Can you solve by factoring the quadratic

5y³ + 34y² = 7y 

and show every step?

     5y³ + 34y² = 7y

Get 0 on the right by adding -7y to both sides

5y³ + 34y² - 7y = 0

y is a common factor so factor out y

y(5y² + 34y - 7) = 0

Write this:

y( y    )( y    ) = 0

Now think of a way to write 5, the first
coefficient as the product of two positive 
integers.  Since 5 is prime there is only 
one way, namely 1×5 or 5×1.  So put a 1 
before the first y and a 5 before the second y.  
(It would be OK to reverse these).

y(1y    )(5y    ) = 0

Now think of a way to write 7, the last
term, as the product of two positive 
integers.  Since 7 is also prime there is 
only one way, namely 1×7 or 7×1.  So try 
putting a 1 at the end of the first
parentheses and a 7 at the end of the 
second parentheses: 

y(1y   1)(5y   7) = 0

Now check the OUTERS and INNERS as though
you were going to multiply that out by FOIL,
ignoring the signs.  The OUTER product would
be 1y times 7 or 7y and the INNER product 
would be 1 times 5y or 5y.

But there is no way that 7y and 5y could 
combine to give the mddle term +34y no matter
what signs we gave them.

So let's discard this

y(1y   1)(5y   7) = 0

and reverse the 1 and the 7.

y(1y   7)(5y   1) = 0 

Now again check the OUTERS and INNERS as though
you were going to multiply that out by FOIL,
ignoring the signs.  The OUTER product would
be 1y times 1 or 1y and the INNER product 
would be 7 times 5y or 35y.

This time there IS A way that 1y and 35y could 
combine to give the middle term +34y.  That would
be if we gave the 35y a positive sign and the 1y a
negative sign, since +35y-1y does give the middle
term +34y.
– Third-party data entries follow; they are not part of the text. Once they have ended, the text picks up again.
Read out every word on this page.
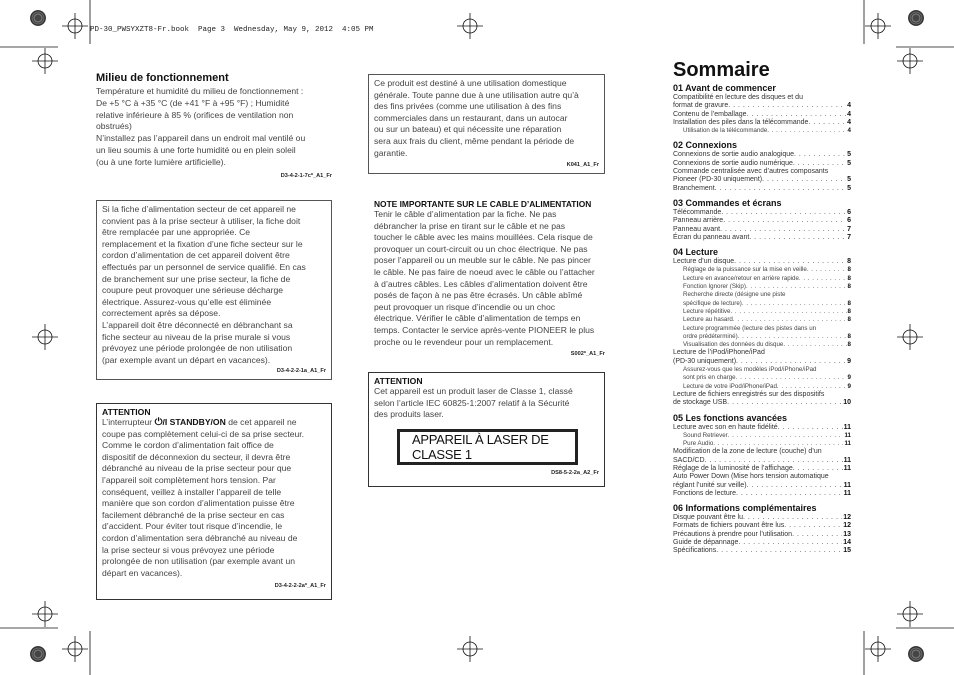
PD-30_PWSYXZT8-Fr.book  Page 3  Wednesday, May 9, 2012  4:05 PM
Milieu de fonctionnement
Température et humidité du milieu de fonctionnement :
De +5 °C à +35 °C (de +41 °F à +95 °F) ; Humidité
relative inférieure à 85 % (orifices de ventilation non
obstrués)
N’installez pas l’appareil dans un endroit mal ventilé ou
un lieu soumis à une forte humidité ou en plein soleil
(ou à une forte lumière artificielle).
D3-4-2-1-7c*_A1_Fr
Si la fiche d’alimentation secteur de cet appareil ne
convient pas à la prise secteur à utiliser, la fiche doit
être remplacée par une appropriée. Ce
remplacement et la fixation d’une fiche secteur sur le
cordon d’alimentation de cet appareil doivent être
effectués par un personnel de service qualifié. En cas
de branchement sur une prise secteur, la fiche de
coupure peut provoquer une sérieuse décharge
électrique. Assurez-vous qu’elle est éliminée
correctement après sa dépose.
L’appareil doit être déconnecté en débranchant sa
fiche secteur au niveau de la prise murale si vous
prévoyez une période prolongée de non utilisation
(par exemple avant un départ en vacances).
D3-4-2-2-1a_A1_Fr
ATTENTION
L’interrupteur ⏻/I STANDBY/ON de cet appareil ne
coupe pas complètement celui-ci de sa prise secteur.
Comme le cordon d’alimentation fait office de
dispositif de déconnexion du secteur, il devra être
débranché au niveau de la prise secteur pour que
l’appareil soit complètement hors tension. Par
conséquent, veillez à installer l’appareil de telle
manière que son cordon d’alimentation puisse être
facilement débranché de la prise secteur en cas
d’accident. Pour éviter tout risque d’incendie, le
cordon d’alimentation sera débranché au niveau de
la prise secteur si vous prévoyez une période
prolongée de non utilisation (par exemple avant un
départ en vacances).
D3-4-2-2-2a*_A1_Fr
Ce produit est destiné à une utilisation domestique
générale. Toute panne due à une utilisation autre qu’à
des fins privées (comme une utilisation à des fins
commerciales dans un restaurant, dans un autocar
ou sur un bateau) et qui nécessite une réparation
sera aux frais du client, même pendant la période de
garantie.
K041_A1_Fr
NOTE IMPORTANTE SUR LE CABLE D’ALIMENTATION
Tenir le câble d’alimentation par la fiche. Ne pas
débrancher la prise en tirant sur le câble et ne pas
toucher le câble avec les mains mouillées. Cela risque de
provoquer un court-circuit ou un choc électrique. Ne pas
poser l’appareil ou un meuble sur le câble. Ne pas pincer
le câble. Ne pas faire de noeud avec le câble ou l’attacher
à d’autres câbles. Les câbles d’alimentation doivent être
posés de façon à ne pas être écrasés. Un câble abîmé
peut provoquer un risque d’incendie ou un choc
électrique. Vérifier le câble d’alimentation de temps en
temps. Contacter le service après-vente PIONEER le plus
proche ou le revendeur pour un remplacement.
S002*_A1_Fr
ATTENTION
Cet appareil est un produit laser de Classe 1, classé
selon l’article IEC 60825-1:2007 relatif à la Sécurité
des produits laser.
APPAREIL À LASER DE CLASSE 1
DS8-5-2-2a_A2_Fr
Sommaire
01 Avant de commencer
Compatibilité en lecture des disques et du
format de gravure . . .	4
Contenu de l’emballage . . .	4
Installation des piles dans la télécommande . . .	4
Utilisation de la télécommande . . .	4
02 Connexions
Connexions de sortie audio analogique . . .	5
Connexions de sortie audio numérique . . .	5
Commande centralisée avec d’autres composants
Pioneer (PD-30 uniquement) . . .	5
Branchement . . .	5
03 Commandes et écrans
Télécommande . . .	6
Panneau arrière . . .	6
Panneau avant . . .	7
Écran du panneau avant . . .	7
04 Lecture
Lecture d’un disque . . .	8
Réglage de la puissance sur la mise en veille . . .	8
Lecture en avance/retour en arrière rapide . . .	8
Fonction Ignorer (Skip) . . .	8
Recherche directe (désigne une piste
spécifique de lecture) . . .	8
Lecture répétitive . . .	8
Lecture au hasard . . .	8
Lecture programmée (lecture des pistes dans un
ordre prédéterminé) . . .	8
Visualisation des données du disque . . .	8
Lecture de l’iPod/iPhone/iPad
(PD-30 uniquement) . . .	9
Assurez-vous que les modèles iPod/iPhone/iPad
sont pris en charge . . .	9
Lecture de votre iPod/iPhone/iPad . . .	9
Lecture de fichiers enregistrés sur des dispositifs
de stockage USB . . .	10
05 Les fonctions avancées
Lecture avec son en haute fidélité . . .	11
Sound Retriever . . .	11
Pure Audio . . .	11
Modification de la zone de lecture (couche) d’un
SACD/CD . . .	11
Réglage de la luminosité de l’affichage . . .	11
Auto Power Down (Mise hors tension automatique
réglant l’unité sur veille) . . .	11
Fonctions de lecture . . .	11
06 Informations complémentaires
Disque pouvant être lu . . .	12
Formats de fichiers pouvant être lus . . .	12
Précautions à prendre pour l’utilisation . . .	13
Guide de dépannage . . .	14
Spécifications . . .	15
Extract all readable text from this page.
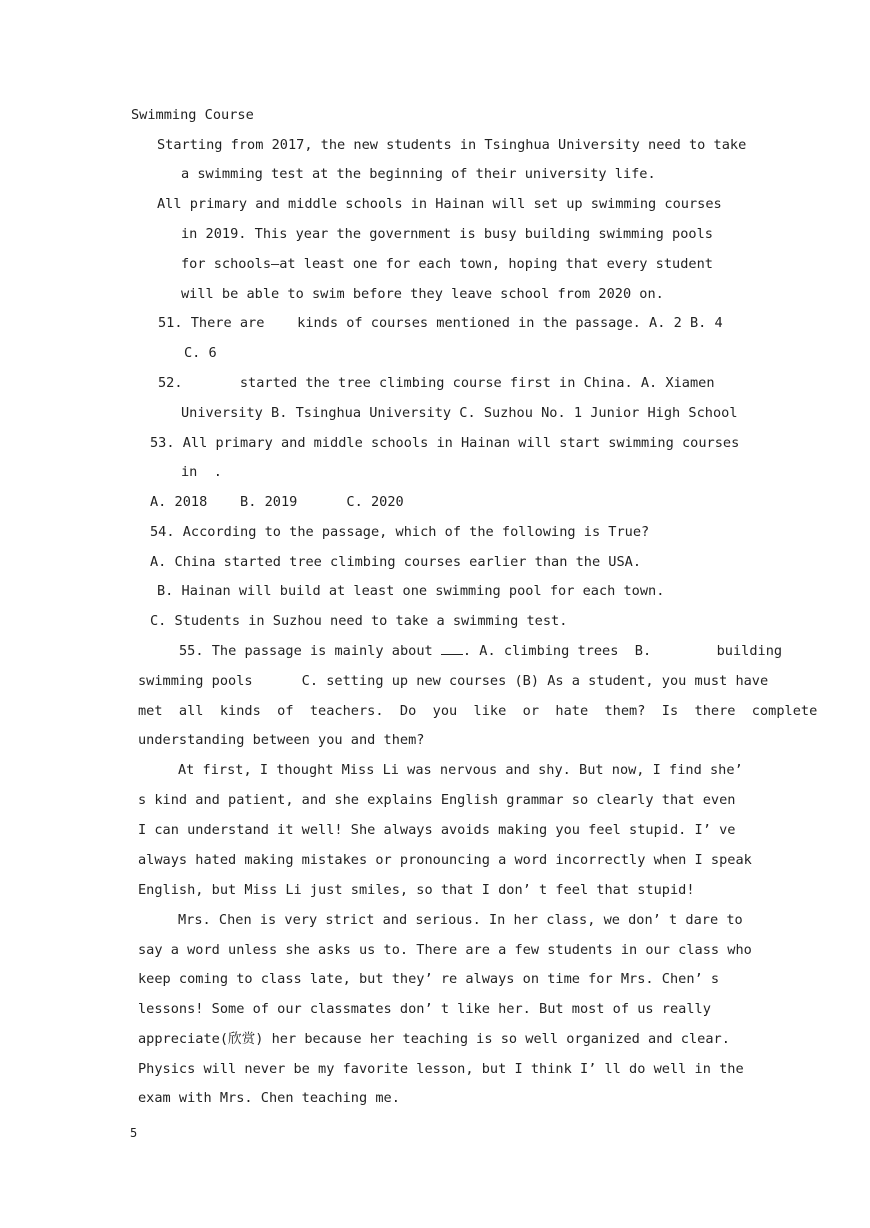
Swimming Course
Starting from 2017, the new students in Tsinghua University need to take
a swimming test at the beginning of their university life.
All primary and middle schools in Hainan will set up swimming courses
in 2019. This year the government is busy building swimming pools
for schools—at least one for each town, hoping that every student
will be able to swim before they leave school from 2020 on.
51. There are    kinds of courses mentioned in the passage. A. 2 B. 4
C. 6
52.       started the tree climbing course first in China. A. Xiamen
University B. Tsinghua University C. Suzhou No. 1 Junior High School
53. All primary and middle schools in Hainan will start swimming courses
in  .
A. 2018    B. 2019      C. 2020
54. According to the passage, which of the following is True?
A. China started tree climbing courses earlier than the USA.
B. Hainan will build at least one swimming pool for each town.
C. Students in Suzhou need to take a swimming test.
55. The passage is mainly about . A. climbing trees  B.        building
swimming pools      C. setting up new courses (B) As a student, you must have
met  all  kinds  of  teachers.  Do  you  like  or  hate  them?  Is  there  complete
understanding between you and them?
At first, I thought Miss Li was nervous and shy. But now, I find she’
s kind and patient, and she explains English grammar so clearly that even
I can understand it well! She always avoids making you feel stupid. I’ ve
always hated making mistakes or pronouncing a word incorrectly when I speak
English, but Miss Li just smiles, so that I don’ t feel that stupid!
Mrs. Chen is very strict and serious. In her class, we don’ t dare to
say a word unless she asks us to. There are a few students in our class who
keep coming to class late, but they’ re always on time for Mrs. Chen’ s
lessons! Some of our classmates don’ t like her. But most of us really
appreciate(欣赏) her because her teaching is so well organized and clear.
Physics will never be my favorite lesson, but I think I’ ll do well in the
exam with Mrs. Chen teaching me.
5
So we put a + by the 7 to make the INNERS
be +35y and we put a - by the 1 in the second 
parentheses to make the OUTERS be -1y

y(1y + 7)(5y - 1) = 0

Of course we can erase the 1 before the y in 
the first parentheses:

y(y + 7)(5y - 1) = 0

So the left side is now completely factored.
The factors are y, y + 7, and 5y - 1

We set each factor = 0

Setting the factor y = 0 just gives y = 0

Setting the factor y + 7 = 0, gives y = -7

Setting 5y - 1 = 0 gives 5y = 1 or y = 1/5 

So there are three solutions: 0, -7, and 1/5

Edwin